Risk Manager Profile: François Malan – A man for all seasons

François Malan, chief risk and compliance officer at Eiffage and Private Sector Risk Manager of the Year for 2020 in the European Risk Management Awards organised by Commercial Risk and Ferma, has followed a route from lawyer and technical insurance specialist to full blown corporate risk manager with leading French multinationals. Adrian Ladbury interviews Malan about the evolution of his role and the profession in recent years.

Malan never planned to be a risk manager but, like so many of his peers, says that he fell into the job by accident.

“I am a lawyer and in my first role insurance came with the job. At that time, risk management was not an issue and nobody knew what it was. Insurance management was all there was,” explains Malan, taking part in our Risk Frontiers Europe survey of leading risk managers across Europe.

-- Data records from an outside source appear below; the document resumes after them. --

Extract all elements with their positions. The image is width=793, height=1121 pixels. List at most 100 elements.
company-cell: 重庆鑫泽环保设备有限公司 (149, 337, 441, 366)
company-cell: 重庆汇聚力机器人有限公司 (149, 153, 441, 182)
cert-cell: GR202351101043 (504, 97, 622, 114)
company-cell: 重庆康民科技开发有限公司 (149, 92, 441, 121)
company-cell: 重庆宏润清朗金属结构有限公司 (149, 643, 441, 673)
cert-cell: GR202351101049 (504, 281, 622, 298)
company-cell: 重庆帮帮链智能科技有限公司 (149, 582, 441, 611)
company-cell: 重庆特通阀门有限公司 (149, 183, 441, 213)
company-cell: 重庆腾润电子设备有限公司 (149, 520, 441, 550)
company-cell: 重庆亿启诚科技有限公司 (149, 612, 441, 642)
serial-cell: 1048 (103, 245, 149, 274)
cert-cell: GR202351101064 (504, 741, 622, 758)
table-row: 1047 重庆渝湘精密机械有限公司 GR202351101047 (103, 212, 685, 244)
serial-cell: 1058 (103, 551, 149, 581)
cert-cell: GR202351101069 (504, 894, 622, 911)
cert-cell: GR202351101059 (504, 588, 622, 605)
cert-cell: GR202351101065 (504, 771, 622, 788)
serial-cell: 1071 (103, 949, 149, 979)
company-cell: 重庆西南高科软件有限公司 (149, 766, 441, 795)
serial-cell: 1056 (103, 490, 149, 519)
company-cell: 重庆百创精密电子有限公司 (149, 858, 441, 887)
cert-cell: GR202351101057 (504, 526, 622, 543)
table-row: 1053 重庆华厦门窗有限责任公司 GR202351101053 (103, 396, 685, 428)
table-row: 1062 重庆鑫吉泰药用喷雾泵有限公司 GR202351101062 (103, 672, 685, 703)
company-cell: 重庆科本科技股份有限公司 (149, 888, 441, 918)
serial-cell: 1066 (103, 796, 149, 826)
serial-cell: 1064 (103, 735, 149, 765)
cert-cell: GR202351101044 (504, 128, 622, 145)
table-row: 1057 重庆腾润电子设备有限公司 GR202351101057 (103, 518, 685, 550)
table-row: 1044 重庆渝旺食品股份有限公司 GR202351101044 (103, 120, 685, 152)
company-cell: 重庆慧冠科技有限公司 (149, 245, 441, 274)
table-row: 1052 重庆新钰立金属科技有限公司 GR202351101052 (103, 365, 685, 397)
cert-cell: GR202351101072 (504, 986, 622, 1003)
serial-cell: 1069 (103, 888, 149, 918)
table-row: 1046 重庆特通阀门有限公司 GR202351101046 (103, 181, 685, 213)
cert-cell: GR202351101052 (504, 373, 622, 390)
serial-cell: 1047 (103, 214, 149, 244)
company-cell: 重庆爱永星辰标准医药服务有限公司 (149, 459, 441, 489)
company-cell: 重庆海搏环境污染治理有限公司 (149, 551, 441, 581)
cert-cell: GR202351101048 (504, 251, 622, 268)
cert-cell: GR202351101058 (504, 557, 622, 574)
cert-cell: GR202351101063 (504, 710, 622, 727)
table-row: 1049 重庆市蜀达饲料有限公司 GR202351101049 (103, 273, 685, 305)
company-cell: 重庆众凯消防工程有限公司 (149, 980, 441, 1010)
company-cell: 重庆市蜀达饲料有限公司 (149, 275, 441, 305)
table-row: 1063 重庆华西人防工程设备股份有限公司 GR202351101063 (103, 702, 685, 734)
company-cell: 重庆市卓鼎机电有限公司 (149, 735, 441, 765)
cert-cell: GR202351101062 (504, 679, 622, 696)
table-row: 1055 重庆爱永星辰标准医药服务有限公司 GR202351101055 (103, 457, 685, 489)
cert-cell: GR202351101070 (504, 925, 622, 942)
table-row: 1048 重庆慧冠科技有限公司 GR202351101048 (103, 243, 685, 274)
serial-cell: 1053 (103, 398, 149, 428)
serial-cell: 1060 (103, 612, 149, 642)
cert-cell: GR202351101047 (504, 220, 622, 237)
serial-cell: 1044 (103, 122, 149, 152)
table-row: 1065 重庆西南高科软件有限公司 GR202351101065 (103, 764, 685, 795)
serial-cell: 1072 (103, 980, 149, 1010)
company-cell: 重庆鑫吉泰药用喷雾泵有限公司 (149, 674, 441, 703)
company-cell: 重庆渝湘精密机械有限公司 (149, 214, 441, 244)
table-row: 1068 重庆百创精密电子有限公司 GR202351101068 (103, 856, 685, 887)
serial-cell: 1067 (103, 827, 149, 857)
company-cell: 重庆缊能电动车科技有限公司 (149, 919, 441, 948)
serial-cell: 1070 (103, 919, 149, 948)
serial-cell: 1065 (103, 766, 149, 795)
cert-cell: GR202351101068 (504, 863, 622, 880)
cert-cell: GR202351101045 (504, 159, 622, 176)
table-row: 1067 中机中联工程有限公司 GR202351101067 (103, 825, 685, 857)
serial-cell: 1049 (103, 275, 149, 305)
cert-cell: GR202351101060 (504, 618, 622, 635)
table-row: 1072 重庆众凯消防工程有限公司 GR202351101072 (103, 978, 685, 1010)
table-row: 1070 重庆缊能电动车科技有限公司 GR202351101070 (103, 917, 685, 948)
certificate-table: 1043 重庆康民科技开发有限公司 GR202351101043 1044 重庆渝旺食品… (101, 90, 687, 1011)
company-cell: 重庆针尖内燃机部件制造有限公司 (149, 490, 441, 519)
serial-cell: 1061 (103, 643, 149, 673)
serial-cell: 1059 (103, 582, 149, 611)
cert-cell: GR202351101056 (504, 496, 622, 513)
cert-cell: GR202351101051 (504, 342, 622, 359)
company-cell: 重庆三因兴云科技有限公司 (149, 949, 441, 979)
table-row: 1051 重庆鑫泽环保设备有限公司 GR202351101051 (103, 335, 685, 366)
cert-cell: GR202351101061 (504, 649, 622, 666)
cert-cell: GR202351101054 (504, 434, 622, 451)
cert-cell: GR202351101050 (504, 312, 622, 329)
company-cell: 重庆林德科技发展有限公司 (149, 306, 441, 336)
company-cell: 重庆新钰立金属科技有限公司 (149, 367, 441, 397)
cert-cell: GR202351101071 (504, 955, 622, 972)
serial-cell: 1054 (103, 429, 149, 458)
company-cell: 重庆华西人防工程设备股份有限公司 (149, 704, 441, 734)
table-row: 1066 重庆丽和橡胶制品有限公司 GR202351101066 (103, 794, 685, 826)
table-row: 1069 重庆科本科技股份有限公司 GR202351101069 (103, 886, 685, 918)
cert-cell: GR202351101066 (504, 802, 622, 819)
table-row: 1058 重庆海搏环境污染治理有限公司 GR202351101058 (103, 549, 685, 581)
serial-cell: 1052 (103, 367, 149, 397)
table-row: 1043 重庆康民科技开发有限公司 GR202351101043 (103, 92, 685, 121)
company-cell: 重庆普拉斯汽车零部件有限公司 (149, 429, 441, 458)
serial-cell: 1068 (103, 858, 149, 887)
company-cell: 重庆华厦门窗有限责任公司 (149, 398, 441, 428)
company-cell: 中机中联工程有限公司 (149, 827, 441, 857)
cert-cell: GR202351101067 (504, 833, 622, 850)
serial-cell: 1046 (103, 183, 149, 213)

In his next job at luxury goods company Hermes, as director of insurance and prevention, broader risk management came into the role. “I was responsible for both insurance and prevention and so I followed the development of the risk management evolution generally,” says Malan.

“My next role was at real estate company Nexity, where I was director of risk management including risk mapping, assessment and management. Compliance and ethics were also added. So, I became a risk manager by accident, but the fact is you should look to add skills and develop as your company needs it and develop yourself too,” he says.

Malan says that merging risk and insurance management makes sense because the two, formerly often strictly divided areas, are so interdependent.

The changing nature of risk and rising insurance protection gap has also helped drive the evolution of the profession, says Malan. “I estimate that 80% of our risk is now not insurable and so we need to find other ways of mitigating the risk. Risks have definitely become more difficult, and the insurers are not so keen because it is more difficult to evaluate them, more uncertain. It has become more difficult to predict accumulations,” he explains.

ESG risk

The rise of ESG and greater demands on corporate governance has also driven the evolution of the risk and insurance management role, broadening the brief and pushing the position up the corporate agenda, says Malan.

“I had to create a new role within my team for ESG. The compliance officer now must help with anti-corruption, which is a major issue regarding the strengthening of obligations. The General Data Protection Regulation (GDPR) is another important area, as well as the environment and human rights along the supply chain. This all falls into my area and forms part of the risk map,” he says.

“You must set precedents for the group and ensure that all employees are aware of the risks and ethics. The insurers are also asking a lot of questions about ESG and broader areas such as whether you are doing business in Russia or what is your cyber security policy. They don’t want to issue policies until these questions have been answered and so it’s no longer just a price guarantee,” continues Malan.

Call for standardisation

As with many other insurance buyers, Malan would like to see some form of standardisation in the way these questions are asked and presented to make life easier and more consistent for all. He also wonders exactly how much of this information is really used currently.

Theoretically, risk managers should also be asking insurers about their ESG performance when working out where to place their business. But, according to Malan and many of his peers, this is not really happening yet.

“We are not yet really asking about the ethics of the insurers, perhaps partly because we know them and perhaps also because coverage has been so difficult to secure in recent renewals. At this stage of the market, we have less control of selection,” he says.

The evolution of Malan’s job over the years is a perfect example of how the wider risk and insurance profession is evolving, and changing for the good. It has taken a long time. I recall writing about the potential for insurance managers to become true risk managers at board level almost 30 years ago, and there has been frustration about the lack of progress. But it seems that globalisation, the rise of technology and a run of crises has forced the issue at long last.